I have a bunch of HTML pages with static information that I need to open and retrieve the information from them. How can I go about it? HTML pages are just text, do I handle it the same way? Has any one done something similar? Any threads you may know about, code, articles, would be greatly appreciated.
A major criterion ought to be what tool you're most familiar with. After that, I'd avoid languages that involve compiling (C#, VB.net, Java) because you will waste time writing lots of extra code and compilation really slows down development. Something that can do a Read-Evaluate-Prompt Loop, like Perl or Python, is good because you will need to do lots of little tests to get it right. I'd use either of those, or possibly a combination of awk/sed/grep/etc.
As for books, I'd get a decent guide to regular expressions in your language of choice. You'll wind up using them again and again. For articles or websites, what you're doing is essentially part of web scraping, so search for that phrase, again with your language of choice.
That is a very strange reason to avoid compiled languages.
You realize that a script like this compiles in about 2 seconds on a sub-par machine, right? Pressing "F5" doesn't seem that difficult. As far as writing lots of extra code, that's exactly the opposite of how c# works. Actually, the fact that it abstracts and insulates people from writing core code is a major complaint among "serious" .net detractors. Making the request and receiving the response required in this instance can be done in about six lines of c#.
That said, I'm confused about your criticisms of compiled languages in general.
Also, here's a decent end-to-end solution that covers a very basic example of retrieving and regex'ing your way to sanitized data for storage in a database:
You realize that a script like this compiles in about 2 seconds on a sub-par machine, right? Pressing "F5" doesn't seem that difficult.
And I realize that I've done little projects like this hundreds of times and big projects that are suited to compiled languages and my judgement is that I wouldn't generally use a compiled language to do a little job like this.

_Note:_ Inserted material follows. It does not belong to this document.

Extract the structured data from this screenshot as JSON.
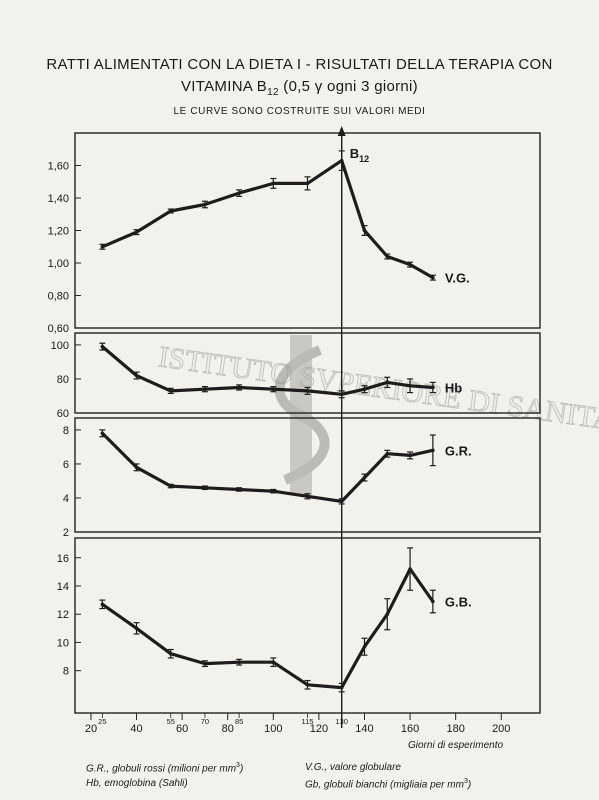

It's not that you can't, it's just not the right tool for the job. The extra compilation phase is just one reason. Sure, a newbie *might* get lucky and not screw up configuring the compiler, but it's also possible s/he'd spend hours sifting through documentation. Interpreted languages aren't immune to this either, but my experience has been it's a more frequent problem with compiled languages, and the reason is that there's more configuration you have to do with a compiled language that brings you no benefit in a project like this.
Further, few of the benefits of compiled languages apply here. C# is statically bound, and that would give me no benefit in this case. I don't need to be able to generate a library or make a GUI or any of that stuff, so I get no benefit from that. All the complexity that comes with an IDE gives me no benefit.
This guy wants to write a script, see what errors come up, fix his code and try again. That mode of development is the classic model for using an interpreted language. This isn't a criticism of compiled languages any more than saying I'd rather not use a monkey wrench to remove an ingrown hair is a criticism of monkey wrenches.